The assessment of single-target prospects is a well-established process documented in the reference paper by Otis and Schneidermann.2 While there are variations from company to company, the basic ingredients stay the same: an evaluation of reserves and an evaluation of geologic risk.
Hydrocarbon reserves are calculated as the product of individual volume parameters such as gross pay volume, net/gross ratio, porosity, hydrocarbon (HC) saturation, formation volume factor, and recovery factor. If we were sure of the value of each parameter, we could compute a single reserves figure (deterministic case). Because of uncertainty, individual parameters are better represented by a range of values, or a probability distribution, which then leads to a probability distribution for reserves.
Monte Carlo simulation can be used for propagating the uncertainty of individual parameters to reserves. Parameter values are drawn randomly from their respective distributions and multiplied to produce a histogram of reserves. This approach has maximum flexibility, and in particular can handle correlation among inputs, but it requires the specification of a distribution model for each individual parameter.
An alternative to Monte Carlo simulation is an analytic approach.
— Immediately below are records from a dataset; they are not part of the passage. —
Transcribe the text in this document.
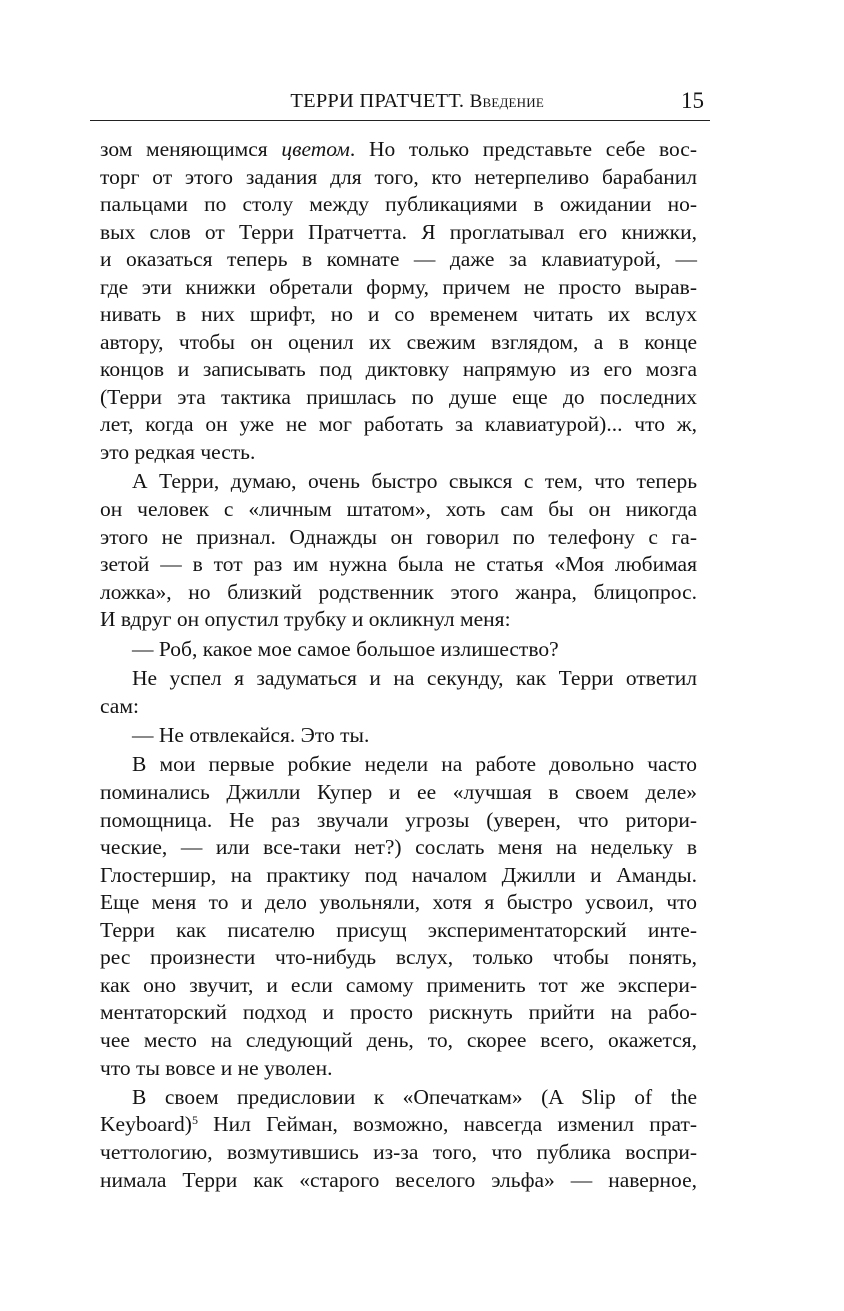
ТЕРРИ ПРАТЧЕТТ. Введение	15
зом меняющимся цветом. Но только представьте себе вос-
торг от этого задания для того, кто нетерпеливо барабанил
пальцами по столу между публикациями в ожидании но-
вых слов от Терри Пратчетта. Я проглатывал его книжки,
и оказаться теперь в комнате — даже за клавиатурой, —
где эти книжки обретали форму, причем не просто вырав-
нивать в них шрифт, но и со временем читать их вслух
автору, чтобы он оценил их свежим взглядом, а в конце
концов и записывать под диктовку напрямую из его мозга
(Терри эта тактика пришлась по душе еще до последних
лет, когда он уже не мог работать за клавиатурой)... что ж,
это редкая честь.
А Терри, думаю, очень быстро свыкся с тем, что теперь
он человек с «личным штатом», хоть сам бы он никогда
этого не признал. Однажды он говорил по телефону с га-
зетой — в тот раз им нужна была не статья «Моя любимая
ложка», но близкий родственник этого жанра, блицопрос.
И вдруг он опустил трубку и окликнул меня:
— Роб, какое мое самое большое излишество?
Не успел я задуматься и на секунду, как Терри ответил
сам:
— Не отвлекайся. Это ты.
В мои первые робкие недели на работе довольно часто
поминались Джилли Купер и ее «лучшая в своем деле»
помощница. Не раз звучали угрозы (уверен, что ритори-
ческие, — или все-таки нет?) сослать меня на недельку в
Глостершир, на практику под началом Джилли и Аманды.
Еще меня то и дело увольняли, хотя я быстро усвоил, что
Терри как писателю присущ экспериментаторский инте-
рес произнести что-нибудь вслух, только чтобы понять,
как оно звучит, и если самому применить тот же экспери-
ментаторский подход и просто рискнуть прийти на рабо-
чее место на следующий день, то, скорее всего, окажется,
что ты вовсе и не уволен.
В своем предисловии к «Опечаткам» (A Slip of the
Keyboard)$^5$ Нил Гейман, возможно, навсегда изменил прат-
четтологию, возмутившись из-за того, что публика воспри-
нимала Терри как «старого веселого эльфа» — наверное,
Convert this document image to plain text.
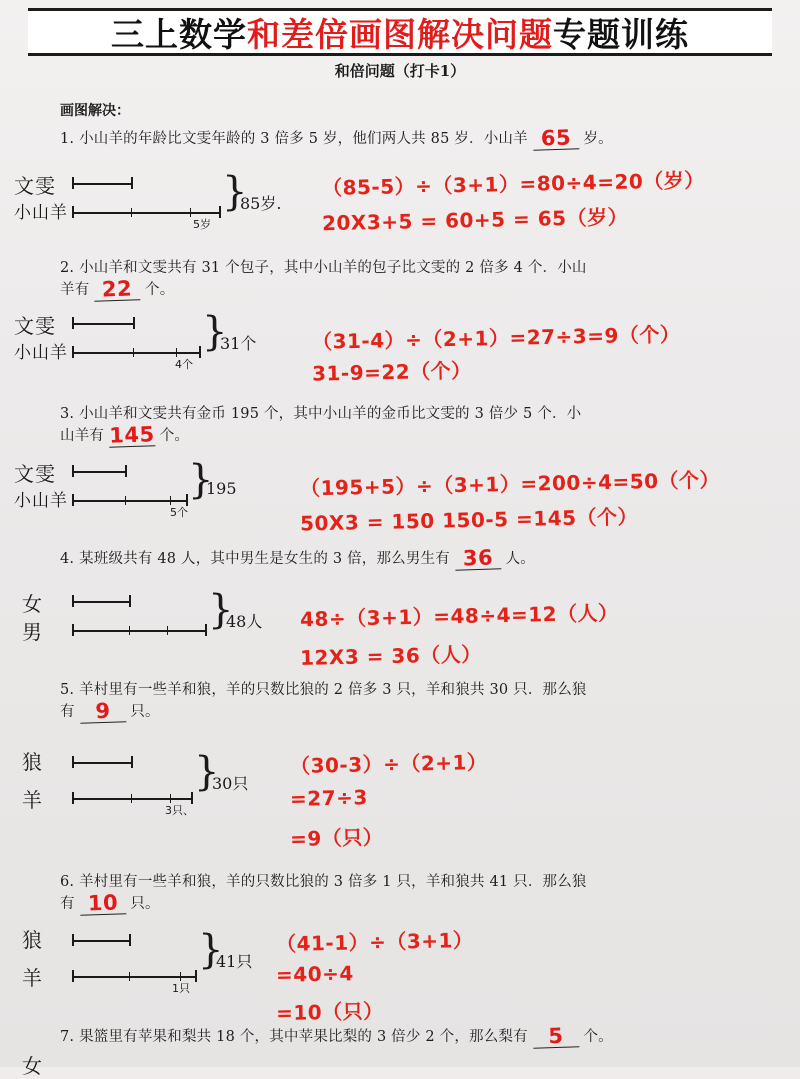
三上数学和差倍画图解决问题专题训练
和倍问题（打卡1）
画图解决：
1. 小山羊的年龄比文雯年龄的 3 倍多 5 岁，他们两人共 85 岁．小山羊 65 岁。
文雯
小山羊
5岁
}
85岁.
（85-5）÷（3+1）=80÷4=20（岁）
20X3+5 = 60+5 = 65（岁）
2. 小山羊和文雯共有 31 个包子，其中小山羊的包子比文雯的 2 倍多 4 个．小山
羊有 22 个。
文雯
小山羊
4个
}
31个	（31-4）÷（2+1）=27÷3=9（个）
31-9=22（个）
3. 小山羊和文雯共有金币 195 个，其中小山羊的金币比文雯的 3 倍少 5 个．小
山羊有 145 个。
文雯
小山羊
5个
}
195	（195+5）÷（3+1）=200÷4=50（个）
50X3 = 150 150-5 =145（个）
4. 某班级共有 48 人，其中男生是女生的 3 倍，那么男生有 36 人。
女
男	}
48人 48÷（3+1）=48÷4=12（人）
12X3 = 36（人）
5. 羊村里有一些羊和狼，羊的只数比狼的 2 倍多 3 只，羊和狼共 30 只．那么狼
有 9 只。
狼
羊	3只、
}
30只
（30-3）÷（2+1）
=27÷3
=9（只）
6. 羊村里有一些羊和狼，羊的只数比狼的 3 倍多 1 只，羊和狼共 41 只．那么狼
有 10 只。
狼
羊	1只
}
41只
（41-1）÷（3+1）
=40÷4
=10（只）
7. 果篮里有苹果和梨共 18 个，其中苹果比梨的 3 倍少 2 个，那么梨有 5 个。
女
For example, if all inputs are log-normal and independent, reserves also follow a log-normal distribution with parameters that can be determined analytically (Bourdaire et al.3). In this model, the mode of the product is equal to the product of the modes, which provides us with a simple "base case." However, it forces all parameters to be log-normal even though net/gross, porosity, and HC saturation tend not to be.
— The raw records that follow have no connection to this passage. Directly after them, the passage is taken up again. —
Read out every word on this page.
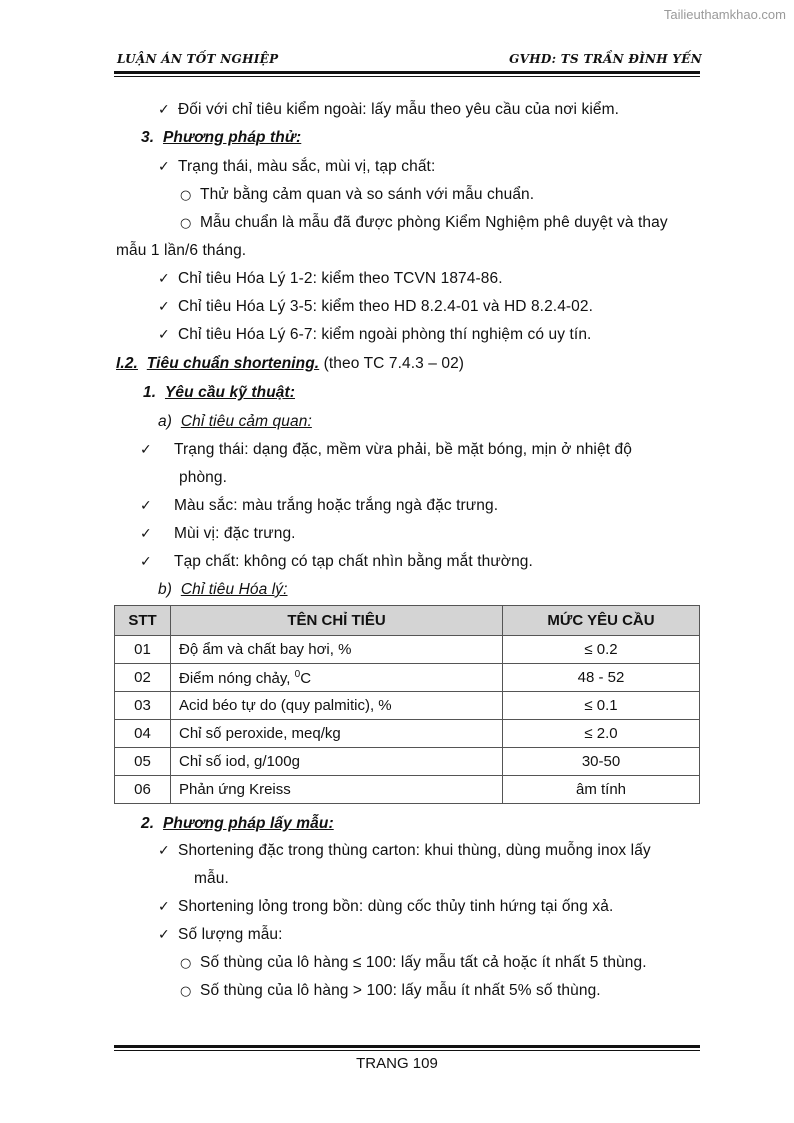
Tailieuthamkhao.com
LUẬN ÁN TỐT NGHIỆP	GVHD: TS TRẦN ĐÌNH YẾN
✓ Đối với chỉ tiêu kiểm ngoài: lấy mẫu theo yêu cầu của nơi kiểm.
3. Phương pháp thử:
✓ Trạng thái, màu sắc, mùi vị, tạp chất:
○ Thử bằng cảm quan và so sánh với mẫu chuẩn.
○ Mẫu chuẩn là mẫu đã được phòng Kiểm Nghiệm phê duyệt và thay
mẫu 1 lần/6 tháng.
✓ Chỉ tiêu Hóa Lý 1-2: kiểm theo TCVN 1874-86.
✓ Chỉ tiêu Hóa Lý 3-5: kiểm theo HD 8.2.4-01 và HD 8.2.4-02.
✓ Chỉ tiêu Hóa Lý 6-7: kiểm ngoài phòng thí nghiệm có uy tín.
I.2. Tiêu chuẩn shortening. (theo TC 7.4.3 – 02)
1. Yêu cầu kỹ thuật:
a) Chỉ tiêu cảm quan:
✓ Trạng thái: dạng đặc, mềm vừa phải, bề mặt bóng, mịn ở nhiệt độ
phòng.
✓ Màu sắc: màu trắng hoặc trắng ngà đặc trưng.
✓ Mùi vị: đặc trưng.
✓ Tạp chất: không có tạp chất nhìn bằng mắt thường.
b) Chỉ tiêu Hóa lý:
STT	TÊN CHỈ TIÊU	MỨC YÊU CẦU
01	Độ ẩm và chất bay hơi, %	≤ 0.2
02	Điểm nóng chảy, $^0$C	48 - 52
03	Acid béo tự do (quy palmitic), %	≤ 0.1
04	Chỉ số peroxide, meq/kg	≤ 2.0
05	Chỉ số iod, g/100g	30-50
06	Phản ứng Kreiss	âm tính
2. Phương pháp lấy mẫu:
✓ Shortening đặc trong thùng carton: khui thùng, dùng muỗng inox lấy
mẫu.
✓ Shortening lỏng trong bồn: dùng cốc thủy tinh hứng tại ống xả.
✓ Số lượng mẫu:
○ Số thùng của lô hàng ≤ 100: lấy mẫu tất cả hoặc ít nhất 5 thùng.
○ Số thùng của lô hàng > 100: lấy mẫu ít nhất 5% số thùng.
TRANG 109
Ref. 2 proposes a less constraining analytic approach, known as "the three-point method," that only assumes reserves to be log-normally distributed. This model finds a theoretical justification in the central-limit theorem for the product of independent random variables and is confirmed by observations from basins around the world. Uncertainty on individual parameters is captured by specifying a low (P95), a medium (P50), and a high value (P5). A formula from Pearson-Tukey4 allows the estimation of the mean and mean square of the input-parameter distribution by a weighted average of 95%, 50%, and 5% quantiles with respective weights (0.185, 0.63, 0.185). The beauty of this formula is that it requires no assumption on the underlying distribution and works remarkably well for all cases of practical interest. Assuming statistical independence of the inputs, it then suffices to multiply all means and all mean squares to obtain the first two moments of the lognormal distribution of reserves, which is thus completely determined.